Melmont was a coal town circa 1900 to about 1920. It was modest, and faded when Northern Pacific switched from steam engines to electric and diesel models. After the 1920s, wood from town buildings was sold and used to create other structure in the area, and the rest was destroyed in a fire. These days all you can find left is a small dynamite storage building, The foundation to the schoolhouse, and a big wall that used to be some sort of bridge. There's also a mystery car down by the river, but we didn't find it this go-round.



This is a beautiful day hike, the weather was mild, and the trail was fairly level. We walked about 9 miles! Sure, we were the bozos that walked through some poison oak, but overall this was a wonderful day!

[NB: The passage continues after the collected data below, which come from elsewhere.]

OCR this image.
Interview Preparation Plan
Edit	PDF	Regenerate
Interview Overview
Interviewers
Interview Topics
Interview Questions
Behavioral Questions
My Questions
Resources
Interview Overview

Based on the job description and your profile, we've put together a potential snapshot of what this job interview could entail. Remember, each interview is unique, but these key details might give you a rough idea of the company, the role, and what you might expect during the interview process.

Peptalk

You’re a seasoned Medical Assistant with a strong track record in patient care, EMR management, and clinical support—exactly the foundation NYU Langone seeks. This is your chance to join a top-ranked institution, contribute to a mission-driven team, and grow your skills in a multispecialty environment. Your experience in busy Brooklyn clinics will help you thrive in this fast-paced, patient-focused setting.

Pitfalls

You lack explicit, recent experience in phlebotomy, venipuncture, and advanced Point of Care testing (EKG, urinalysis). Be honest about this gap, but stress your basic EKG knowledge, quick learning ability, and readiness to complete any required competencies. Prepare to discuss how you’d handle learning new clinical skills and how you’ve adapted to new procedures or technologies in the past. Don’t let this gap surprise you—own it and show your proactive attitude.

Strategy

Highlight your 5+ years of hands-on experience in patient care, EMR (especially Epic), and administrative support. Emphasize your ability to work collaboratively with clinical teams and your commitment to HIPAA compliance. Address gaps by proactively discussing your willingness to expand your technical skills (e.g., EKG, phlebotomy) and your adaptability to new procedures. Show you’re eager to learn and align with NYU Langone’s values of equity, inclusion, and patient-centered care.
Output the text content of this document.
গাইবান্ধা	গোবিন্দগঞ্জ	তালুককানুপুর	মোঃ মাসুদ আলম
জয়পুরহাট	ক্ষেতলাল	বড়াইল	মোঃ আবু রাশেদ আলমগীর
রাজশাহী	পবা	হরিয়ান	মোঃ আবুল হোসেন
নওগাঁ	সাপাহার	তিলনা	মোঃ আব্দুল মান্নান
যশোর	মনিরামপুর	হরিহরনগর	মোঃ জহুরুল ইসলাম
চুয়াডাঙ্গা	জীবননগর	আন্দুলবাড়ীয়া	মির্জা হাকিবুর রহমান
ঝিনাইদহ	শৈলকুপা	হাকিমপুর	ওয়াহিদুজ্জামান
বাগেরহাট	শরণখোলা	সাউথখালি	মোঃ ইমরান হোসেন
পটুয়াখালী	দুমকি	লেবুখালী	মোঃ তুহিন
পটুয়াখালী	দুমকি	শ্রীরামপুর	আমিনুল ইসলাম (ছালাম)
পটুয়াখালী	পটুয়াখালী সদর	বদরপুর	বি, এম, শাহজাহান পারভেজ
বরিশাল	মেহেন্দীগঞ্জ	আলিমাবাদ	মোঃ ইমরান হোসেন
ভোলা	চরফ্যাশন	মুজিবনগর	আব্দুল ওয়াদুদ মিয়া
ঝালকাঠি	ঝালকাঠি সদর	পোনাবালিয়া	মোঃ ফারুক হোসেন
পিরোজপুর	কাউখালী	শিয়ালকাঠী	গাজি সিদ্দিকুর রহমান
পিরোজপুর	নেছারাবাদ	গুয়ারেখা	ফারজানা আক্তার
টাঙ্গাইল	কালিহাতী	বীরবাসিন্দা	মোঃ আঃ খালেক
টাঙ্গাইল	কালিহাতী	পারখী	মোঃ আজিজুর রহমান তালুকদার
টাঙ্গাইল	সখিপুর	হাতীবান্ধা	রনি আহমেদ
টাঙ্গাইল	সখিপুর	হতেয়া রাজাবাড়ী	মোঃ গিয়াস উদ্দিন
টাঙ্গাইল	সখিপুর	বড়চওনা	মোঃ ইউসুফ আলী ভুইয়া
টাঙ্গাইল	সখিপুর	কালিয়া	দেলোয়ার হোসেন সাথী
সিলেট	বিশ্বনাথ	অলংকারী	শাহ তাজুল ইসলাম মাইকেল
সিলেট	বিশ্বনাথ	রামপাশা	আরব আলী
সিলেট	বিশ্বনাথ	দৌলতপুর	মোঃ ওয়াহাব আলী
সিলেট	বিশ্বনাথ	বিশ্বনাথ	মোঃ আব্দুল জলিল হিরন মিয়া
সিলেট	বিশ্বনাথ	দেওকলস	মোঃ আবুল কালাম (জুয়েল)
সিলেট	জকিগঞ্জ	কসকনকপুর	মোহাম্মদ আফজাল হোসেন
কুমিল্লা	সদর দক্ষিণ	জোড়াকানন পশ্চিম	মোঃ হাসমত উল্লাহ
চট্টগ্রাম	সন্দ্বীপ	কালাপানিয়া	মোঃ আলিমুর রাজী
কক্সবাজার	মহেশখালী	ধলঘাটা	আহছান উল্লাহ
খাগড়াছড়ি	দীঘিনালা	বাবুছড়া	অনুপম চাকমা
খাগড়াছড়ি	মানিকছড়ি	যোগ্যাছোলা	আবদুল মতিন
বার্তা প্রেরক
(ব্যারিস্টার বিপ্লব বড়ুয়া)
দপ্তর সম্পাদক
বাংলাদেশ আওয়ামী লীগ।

On our way back through Wilkeson, I decided to detour down a side road. Wilkeson is also an old old town in these parts. Known for a sandstone quarry that faced the state capital, and for the ovens to process coal from sites like Melmont. On a whim we found the quarry, and the old ovens.

Monday, July 25, 2016

Port Townsend & Fort Worden



Leave it to a summer wedding to get you out of the city! We were back in Port Townsend over the weekend for sun, cabins, boats, beaches, and plenty of friends at the wedding. AirBnB for the win once again. I found a tiny 10'x12' cabin with an outdoor shower near the wedding site. Not only was it way more budget friendly than area hotels, it was bursting with charm and owned by the sweetest retired couple. They were such warm people who even welcomed us into their home to chat about their renovation work. They also had a 1938 wooden boat "docked" in a private meadow up on AirBnB, we need to return!



The morning after the wedding, we ate classic diner food at the Blue Moose Cafe for breakfast, per our AirBnB host's suggestion, and found ourselves at the boat yard where the Western Flyer is being restored. A boat made famous by John Steinbeck, in which he wrote “The Log From the Sea of Cortez,” published in 1951. This ship is gnarly! but I'm rooting for the team up for the task!



After an uptown Port Townsend walk around historical homes, we ventured over to Fort Worden. I haven't been since 2010 or so, and while Anthony had major deja vu moment at the top of the park, he had never seen the abandoned bunkers. Washington has a handful of these abandoned military batteries along the coast, excellent sites to climb and explore!



We were really frolicking with the animals on the beach. A lil otter friend entertained us, and poop-machine seagulls. I only have fixed lenses, so when I have close up photos - I'm really close!



And there you have it! Our adventure day was refreshing after a wedding. We were tired, but weddings are exhausting. I'm a bit of a loner by nature, so while we were with wonderful people on Sunday - I was ready to explode and hide by the end.... ready to spend time alone!